Let A = 36pi*h so we can use it later.
--------
Now let's compute the volume of the empty space
d = 4 is the diameter of the empty space cylinder
r = d/2 = 4/2 = 2 is the radius
V = pi*r^2*h = pi*2^2*h = 4pi*h is the volume
Let B = 4pi*h
-------
Subtract the two results: A-B = 36pi*h - 4pi*h = (36-4)*pi*h = 32pi*h
The volume of just the toilet paper, without the empty space, is exactly 32pi*h
Let C = 32pi*h
--------
Repeat all of those steps done in the prior first and third sections; however, this time the starting diameter is now d = 6 (instead of d = 12). The empty space will not change so we don't have to recompute the value of B.
E = volume of entire cylinder with diameter 6 (radius 3)
E = pi*r^2*h
E = pi*3^2*h
E = 9pi*h
F = volume of toilet paper left
F = (entire cylinder with empty space) - (empty space)
F = E - B
F = 9pi*h - 4pi*h
F = 5pi*h
The toilet paper roll that has diameter 6 cm has a volume of 5pi*h cubic cm. This is ignoring the empty space.
--------
We have
C = 32pi*h
F = 5pi*h
as the starting and ending volumes of the toilet paper.

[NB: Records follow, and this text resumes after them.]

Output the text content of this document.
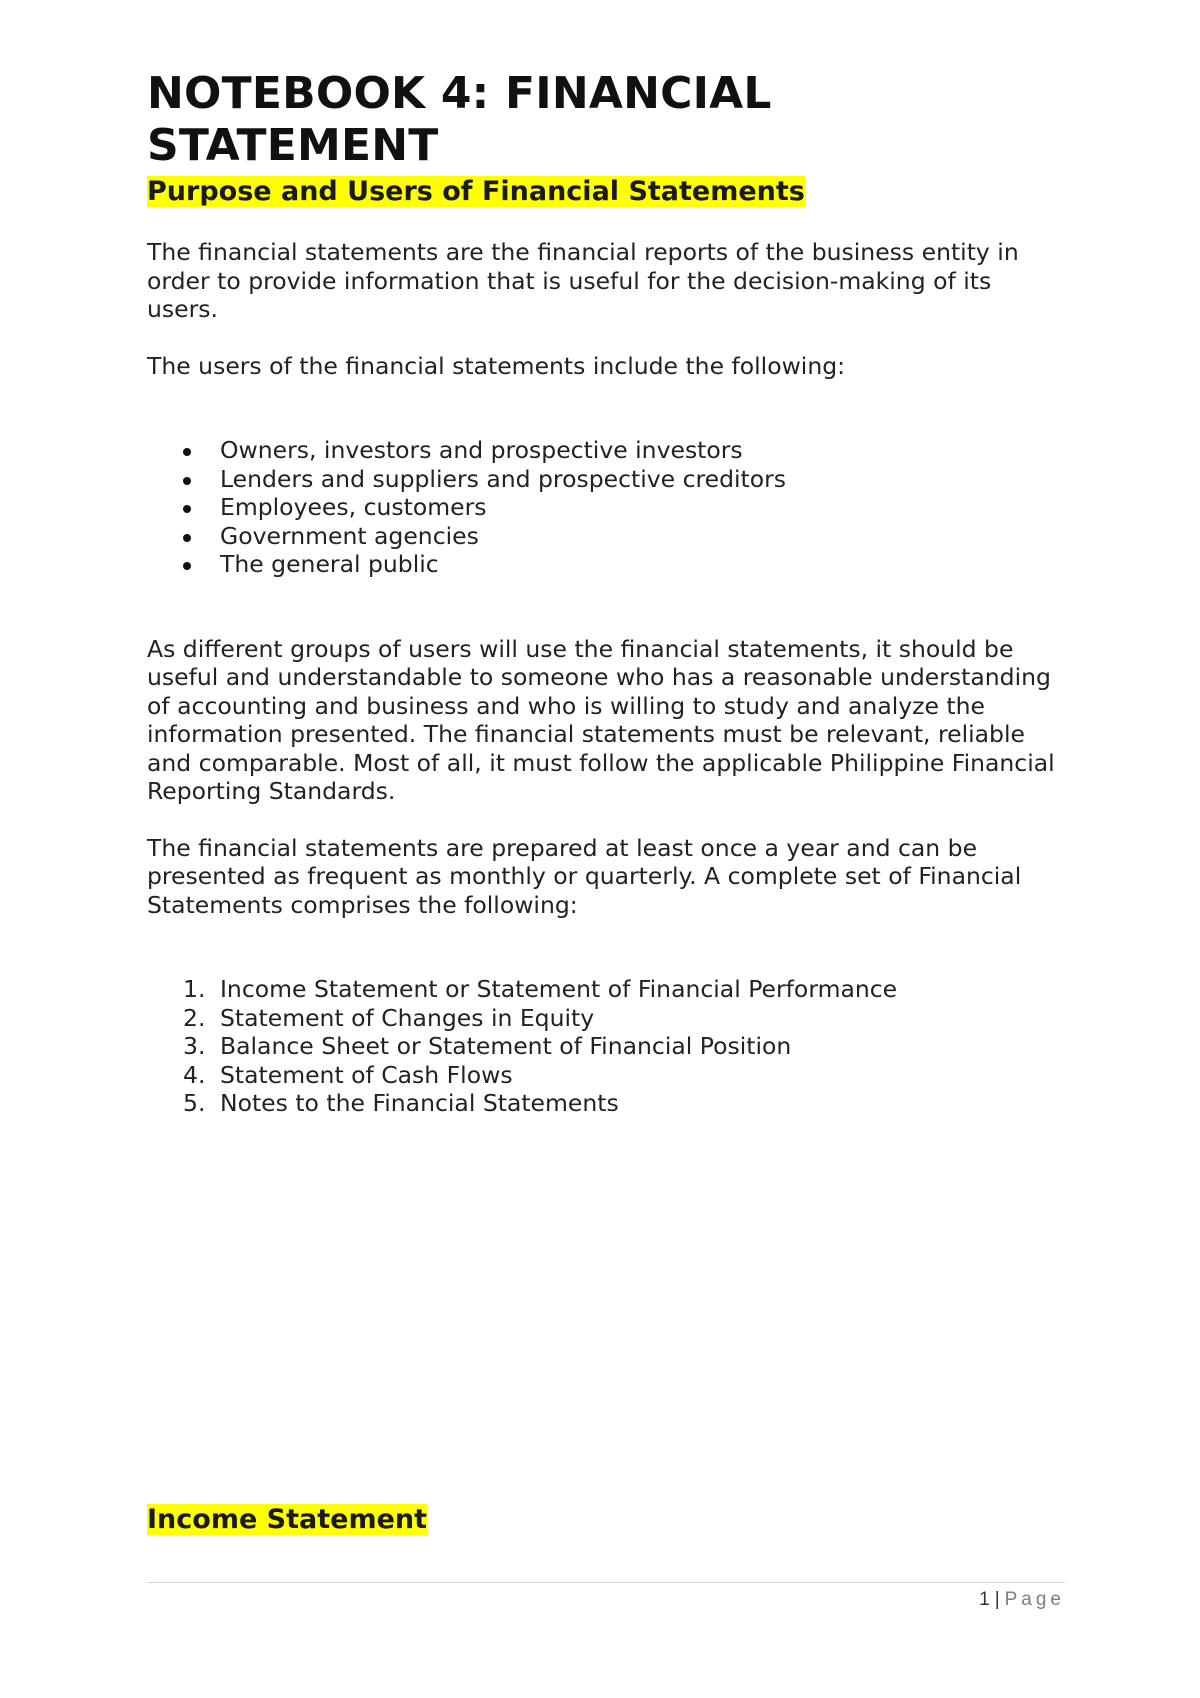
NOTEBOOK 4: FINANCIAL
STATEMENT
Purpose and Users of Financial Statements

The financial statements are the financial reports of the business entity in order to provide information that is useful for the decision-making of its users.

The users of the financial statements include the following:

Owners, investors and prospective investors
Lenders and suppliers and prospective creditors
Employees, customers
Government agencies
The general public

As different groups of users will use the financial statements, it should be useful and understandable to someone who has a reasonable understanding of accounting and business and who is willing to study and analyze the information presented. The financial statements must be relevant, reliable and comparable. Most of all, it must follow the applicable Philippine Financial Reporting Standards.

The financial statements are prepared at least once a year and can be presented as frequent as monthly or quarterly. A complete set of Financial Statements comprises the following:

1. Income Statement or Statement of Financial Performance
2. Statement of Changes in Equity
3. Balance Sheet or Statement of Financial Position
4. Statement of Cash Flows
5. Notes to the Financial Statements
Income Statement
1 | Page
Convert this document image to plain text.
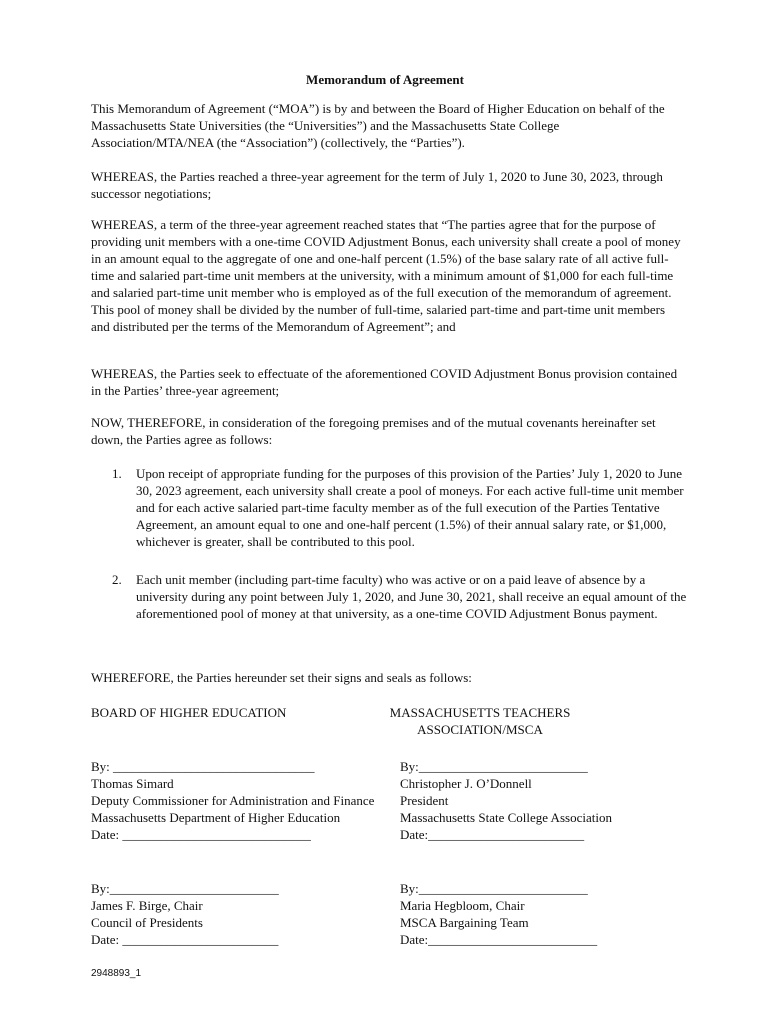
Memorandum of Agreement

This Memorandum of Agreement (“MOA”) is by and between the Board of Higher Education on behalf of the Massachusetts State Universities (the “Universities”) and the Massachusetts State College Association/MTA/NEA (the “Association”) (collectively, the “Parties”).

WHEREAS, the Parties reached a three-year agreement for the term of July 1, 2020 to June 30, 2023, through successor negotiations;

WHEREAS, a term of the three-year agreement reached states that “The parties agree that for the purpose of providing unit members with a one-time COVID Adjustment Bonus, each university shall create a pool of money in an amount equal to the aggregate of one and one-half percent (1.5%) of the base salary rate of all active full-time and salaried part-time unit members at the university, with a minimum amount of $1,000 for each full-time and salaried part-time unit member who is employed as of the full execution of the memorandum of agreement. This pool of money shall be divided by the number of full-time, salaried part-time and part-time unit members and distributed per the terms of the Memorandum of Agreement”; and

WHEREAS, the Parties seek to effectuate of the aforementioned COVID Adjustment Bonus provision contained in the Parties’ three-year agreement;

NOW, THEREFORE, in consideration of the foregoing premises and of the mutual covenants hereinafter set down, the Parties agree as follows:

1.	Upon receipt of appropriate funding for the purposes of this provision of the Parties’ July 1, 2020 to June 30, 2023 agreement, each university shall create a pool of moneys. For each active full-time unit member and for each active salaried part-time faculty member as of the full execution of the Parties Tentative Agreement, an amount equal to one and one-half percent (1.5%) of their annual salary rate, or $1,000, whichever is greater, shall be contributed to this pool.
2.	Each unit member (including part-time faculty) who was active or on a paid leave of absence by a university during any point between July 1, 2020, and June 30, 2021, shall receive an equal amount of the aforementioned pool of money at that university, as a one-time COVID Adjustment Bonus payment.

WHEREFORE, the Parties hereunder set their signs and seals as follows:

BOARD OF HIGHER EDUCATION	MASSACHUSETTS TEACHERS ASSOCIATION/MSCA
By: _______________________________
Thomas Simard
Deputy Commissioner for Administration and Finance
Massachusetts Department of Higher Education
Date: _____________________________
By:__________________________
Christopher J. O’Donnell
President
Massachusetts State College Association
Date:________________________
By:__________________________
James F. Birge, Chair
Council of Presidents
Date: ________________________
By:__________________________
Maria Hegbloom, Chair
MSCA Bargaining Team
Date:__________________________
2948893_1
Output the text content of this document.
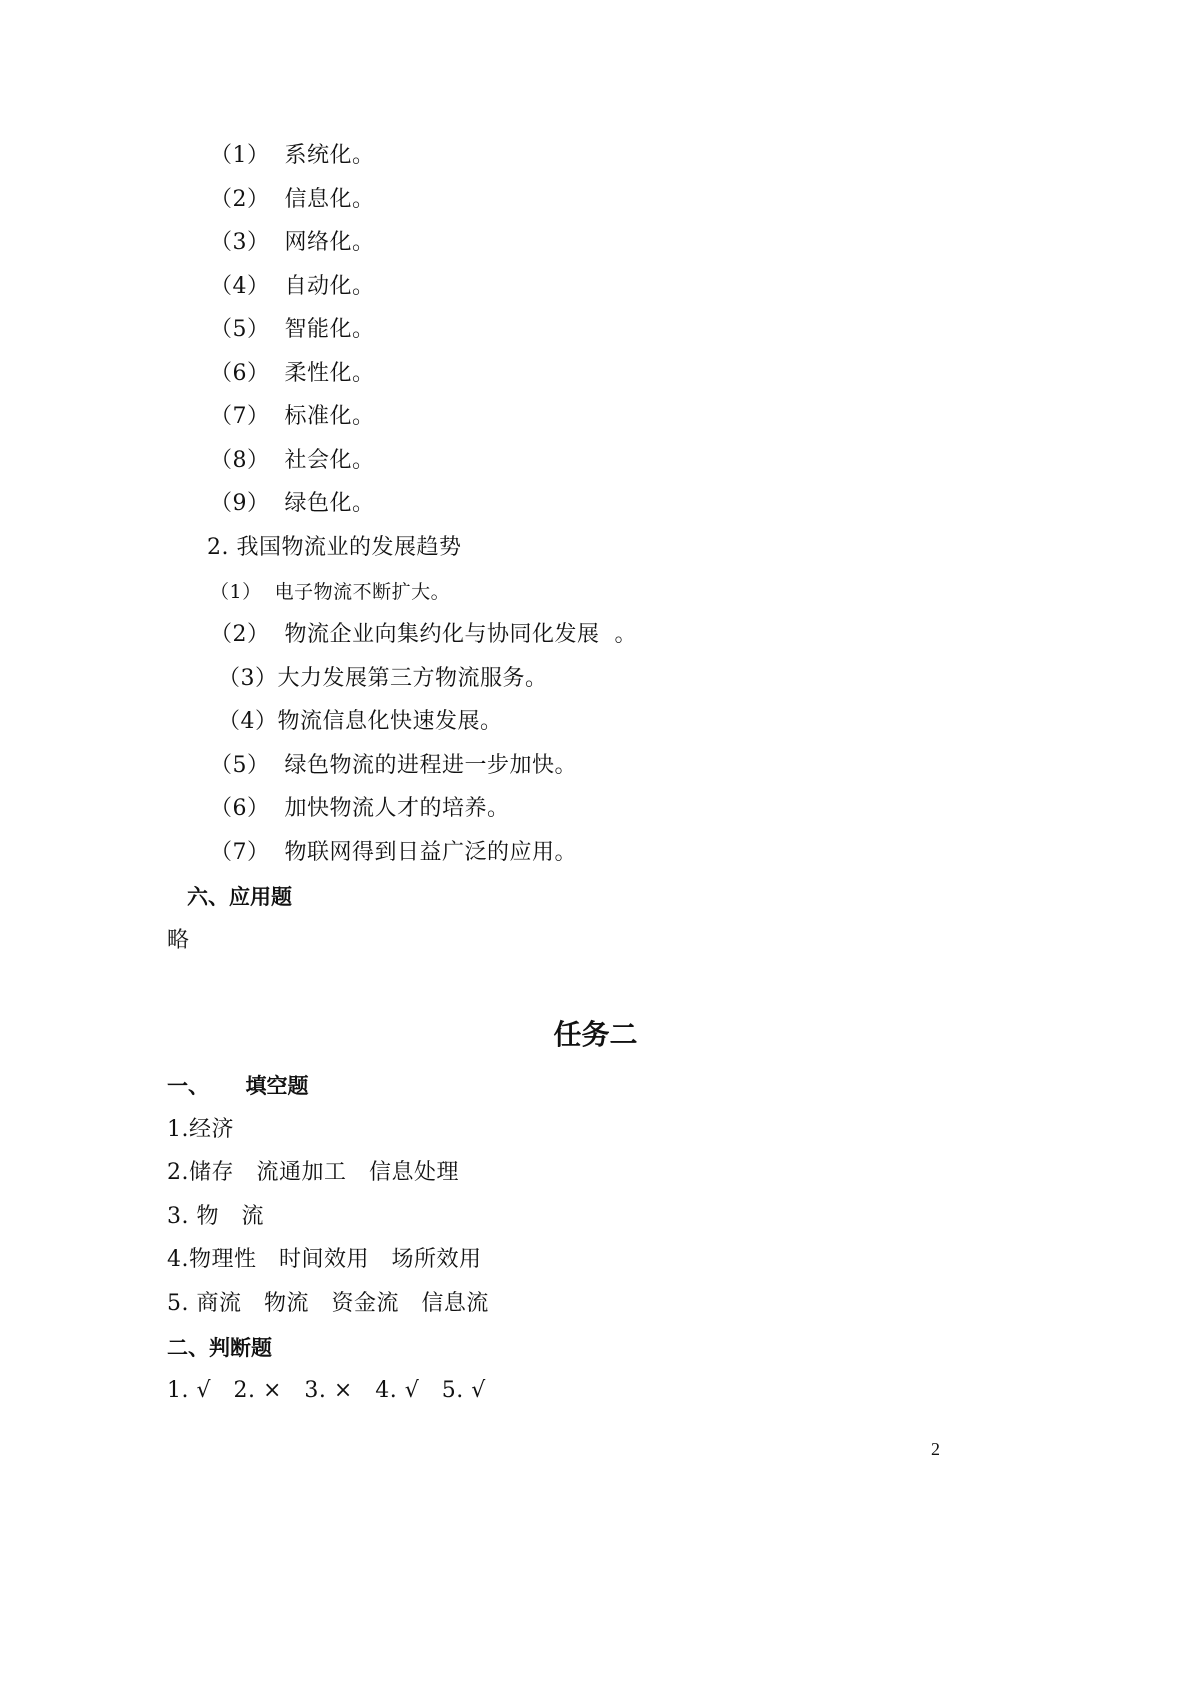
（1）  系统化。
（2）  信息化。
（3）  网络化。
（4）  自动化。
（5）  智能化。
（6）  柔性化。
（7）  标准化。
（8）  社会化。
（9）  绿色化。
2. 我国物流业的发展趋势
（1）  电子物流不断扩大。
（2）  物流企业向集约化与协同化发展  。
（3）大力发展第三方物流服务。
（4）物流信息化快速发展。
（5）  绿色物流的进程进一步加快。
（6）  加快物流人才的培养。
（7）  物联网得到日益广泛的应用。
六、应用题
略
任务二
一、     填空题
1.经济
2.储存   流通加工   信息处理
3. 物   流
4.物理性   时间效用   场所效用
5. 商流   物流   资金流   信息流
二、判断题
1. √   2. ×   3. ×   4. √   5. √
2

Compute the percent change
P = percent change
P = 100*(new - old)/(old)
P = 100*(F - C)/C
P = 100*(5pi*h - 32pi*h)/(32pi*h)
P = 100pi*h(5-32)/(32pi*h)
P = 100pi*h*(-27)/(32pi*h)
P = 100*(-27)/(32)
P = -84.375
note how the 'h' terms cancel out, so the height does not affect the final answer. The 'pi' terms cancel as well.
The percent change is -84.375% meaning that the starting roll lost 84.375% of its volume to drop to the current roll of toilet paper.
Subtract that from 100% to figure out what percentage is left over
100% - 84.375% = 15.625%